We avoid using requests to avoid dealing with installing dependencies so therefore we implement the POST request to hcaptcha with the urllib. The is is pretty self-explanatory, check for the response token in an incoming event, send it to hcaptcha with the SECRET_KEY and if the response to that is successfull, return the SECRETS.

The only tricky part was, finding that we have to decode body of the incoming POST request from base64 and url-encoding manually:

body = parse.parse_qs(base64.b64decode(event["body"]).decode("utf-8"))

Not really sure why this is not handled automatically.

To make the lambda-function accessible from the static website you have to create an API in AWS. Go to the API Gateway in the AWS console and create a new API which will give you a public-facing URL.

Under Route create a new POST route (can be just /). Then under Attach integration, create a new integration of type Lambda, where you can choose your already saved new lambda-function.

It is a good idea to lock down the public API as much as possible, which you can do under the CORS tab. Here you can restrict the incoming domains (just enter your static site domain) and the request methods (we are only using POST). With that the serverless AWS server part is finished and we work on the static site of things…

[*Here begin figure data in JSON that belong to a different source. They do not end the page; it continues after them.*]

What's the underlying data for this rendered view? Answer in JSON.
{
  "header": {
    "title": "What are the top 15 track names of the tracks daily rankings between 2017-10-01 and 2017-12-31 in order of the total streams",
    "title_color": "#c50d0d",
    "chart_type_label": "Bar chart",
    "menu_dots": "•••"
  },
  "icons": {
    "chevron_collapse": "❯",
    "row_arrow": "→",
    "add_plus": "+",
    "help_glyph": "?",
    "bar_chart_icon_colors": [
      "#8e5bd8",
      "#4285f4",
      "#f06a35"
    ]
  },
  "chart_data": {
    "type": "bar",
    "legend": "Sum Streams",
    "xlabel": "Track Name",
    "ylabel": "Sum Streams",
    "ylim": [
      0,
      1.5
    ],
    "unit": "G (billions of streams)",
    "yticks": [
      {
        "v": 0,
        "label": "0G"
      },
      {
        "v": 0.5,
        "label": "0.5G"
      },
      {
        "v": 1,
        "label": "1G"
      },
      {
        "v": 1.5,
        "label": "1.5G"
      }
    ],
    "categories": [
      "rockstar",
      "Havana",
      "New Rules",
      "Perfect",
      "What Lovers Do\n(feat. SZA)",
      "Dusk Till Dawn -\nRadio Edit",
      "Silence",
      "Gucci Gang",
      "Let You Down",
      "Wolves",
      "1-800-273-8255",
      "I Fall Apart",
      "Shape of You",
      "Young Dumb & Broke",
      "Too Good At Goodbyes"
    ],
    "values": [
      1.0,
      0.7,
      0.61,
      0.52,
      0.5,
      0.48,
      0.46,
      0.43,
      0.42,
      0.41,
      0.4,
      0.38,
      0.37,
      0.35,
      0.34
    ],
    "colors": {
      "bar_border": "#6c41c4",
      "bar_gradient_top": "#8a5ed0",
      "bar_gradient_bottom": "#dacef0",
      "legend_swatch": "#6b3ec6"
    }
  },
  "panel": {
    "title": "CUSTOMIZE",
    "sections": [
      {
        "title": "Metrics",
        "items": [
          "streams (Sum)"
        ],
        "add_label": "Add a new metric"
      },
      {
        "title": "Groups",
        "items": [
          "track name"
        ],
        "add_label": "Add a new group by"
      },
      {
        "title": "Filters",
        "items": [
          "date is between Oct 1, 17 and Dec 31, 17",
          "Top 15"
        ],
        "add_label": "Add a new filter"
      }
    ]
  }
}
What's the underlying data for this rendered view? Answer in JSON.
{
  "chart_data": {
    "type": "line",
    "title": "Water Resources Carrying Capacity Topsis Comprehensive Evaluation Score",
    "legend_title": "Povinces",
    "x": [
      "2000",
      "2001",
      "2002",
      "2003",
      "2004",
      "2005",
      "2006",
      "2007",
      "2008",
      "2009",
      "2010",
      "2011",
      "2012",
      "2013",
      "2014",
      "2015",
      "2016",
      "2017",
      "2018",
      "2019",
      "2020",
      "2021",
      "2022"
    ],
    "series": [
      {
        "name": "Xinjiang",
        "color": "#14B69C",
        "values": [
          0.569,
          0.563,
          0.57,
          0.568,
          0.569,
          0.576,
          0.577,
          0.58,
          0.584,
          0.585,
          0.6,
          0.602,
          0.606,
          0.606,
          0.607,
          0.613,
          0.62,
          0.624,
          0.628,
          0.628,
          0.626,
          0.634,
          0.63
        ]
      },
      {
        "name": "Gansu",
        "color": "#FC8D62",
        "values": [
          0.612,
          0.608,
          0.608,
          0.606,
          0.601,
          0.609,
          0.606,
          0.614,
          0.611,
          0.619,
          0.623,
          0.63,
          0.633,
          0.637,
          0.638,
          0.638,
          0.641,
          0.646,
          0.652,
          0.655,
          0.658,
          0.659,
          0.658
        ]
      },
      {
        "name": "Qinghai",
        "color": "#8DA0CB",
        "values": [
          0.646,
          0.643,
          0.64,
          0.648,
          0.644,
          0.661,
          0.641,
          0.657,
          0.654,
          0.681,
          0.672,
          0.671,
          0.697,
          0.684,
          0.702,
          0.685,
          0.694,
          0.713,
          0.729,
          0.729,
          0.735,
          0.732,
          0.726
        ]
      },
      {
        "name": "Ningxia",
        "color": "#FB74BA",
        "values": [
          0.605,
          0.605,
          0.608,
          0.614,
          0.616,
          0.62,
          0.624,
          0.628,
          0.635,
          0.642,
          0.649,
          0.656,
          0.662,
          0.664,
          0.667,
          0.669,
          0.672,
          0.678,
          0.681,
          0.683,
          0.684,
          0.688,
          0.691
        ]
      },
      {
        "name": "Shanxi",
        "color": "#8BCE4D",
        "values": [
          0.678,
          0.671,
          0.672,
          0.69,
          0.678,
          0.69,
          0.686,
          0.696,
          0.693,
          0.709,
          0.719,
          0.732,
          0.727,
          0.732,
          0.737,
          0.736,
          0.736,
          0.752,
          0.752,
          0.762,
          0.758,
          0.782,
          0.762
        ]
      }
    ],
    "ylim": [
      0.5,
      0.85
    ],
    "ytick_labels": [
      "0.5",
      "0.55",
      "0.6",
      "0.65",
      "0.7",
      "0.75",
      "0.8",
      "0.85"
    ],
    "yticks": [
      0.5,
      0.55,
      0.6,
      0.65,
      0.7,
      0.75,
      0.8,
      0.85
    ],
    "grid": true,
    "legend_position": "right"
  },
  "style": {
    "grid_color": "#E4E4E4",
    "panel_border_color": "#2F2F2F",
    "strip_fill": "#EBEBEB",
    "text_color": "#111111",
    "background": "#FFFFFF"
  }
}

Including the CAPTCHA widget

We add the hcaptcha widget and the JS API anywhere in the site. The site-key you should have generated previously in your hcaptcha account. The data-callback attribute is the name of the callback function the hcaptcha script is calling after a successfull test.

<div
  class="h-captcha"
  data-sitekey="10000000-ffff-ffff-ffff-000000000001"
  data-callback="onSuccessfullCaptcha"
></div>
<script src="https://hcaptcha.com/1/api.js" async defer></script>

Processing the CAPTCHA response

Here we keep the callback function as simple as possible, but of course in your use-case that might be more involved:

var captcha_lambda_endpoint = "https://RANDOM.YOUR-AWS-REGION.amazonaws.com/";
var replaceSecrets = function (secrets) {
  for (const key in secrets) {
    for (const root of document.getElementsByClassName("secret-" + key)) {
      root.innerHTML = secrets[key];
    }
  }
};
var onSuccessfullCaptcha = function (token) {
  const XHR = new XMLHttpRequest();
  let data = "response=" + encodeURIComponent(token);
  XHR.onreadystatechange = function () {
    if (this.readyState == 4 && this.status == 200) {
      let secrets = JSON.parse(this.responseText);
      replaceSecrets(secrets);
    }
  };
  XHR.open("POST", captcha_lambda_endpoint);
  XHR.setRequestHeader("Content-Type", "application/x-www-form-urlencoded");
  XHR.send(data);
};

Again we avoid using any external libraries and send the POST request with vanilla JS. When the request completes and is succesfull (statusCode of 200) we parse the incoming data with JSON and use the extremely simple replaceSecrets function to replace the contents of all hidden secret elements with their corresponding secrets.

And that’s it! Now you might wanna make this a tad more complicated, e.g. the state of unlocking the secrets would only temporary so you might wanna set a cookie that you can check with the lambda-function. But for now that’s it.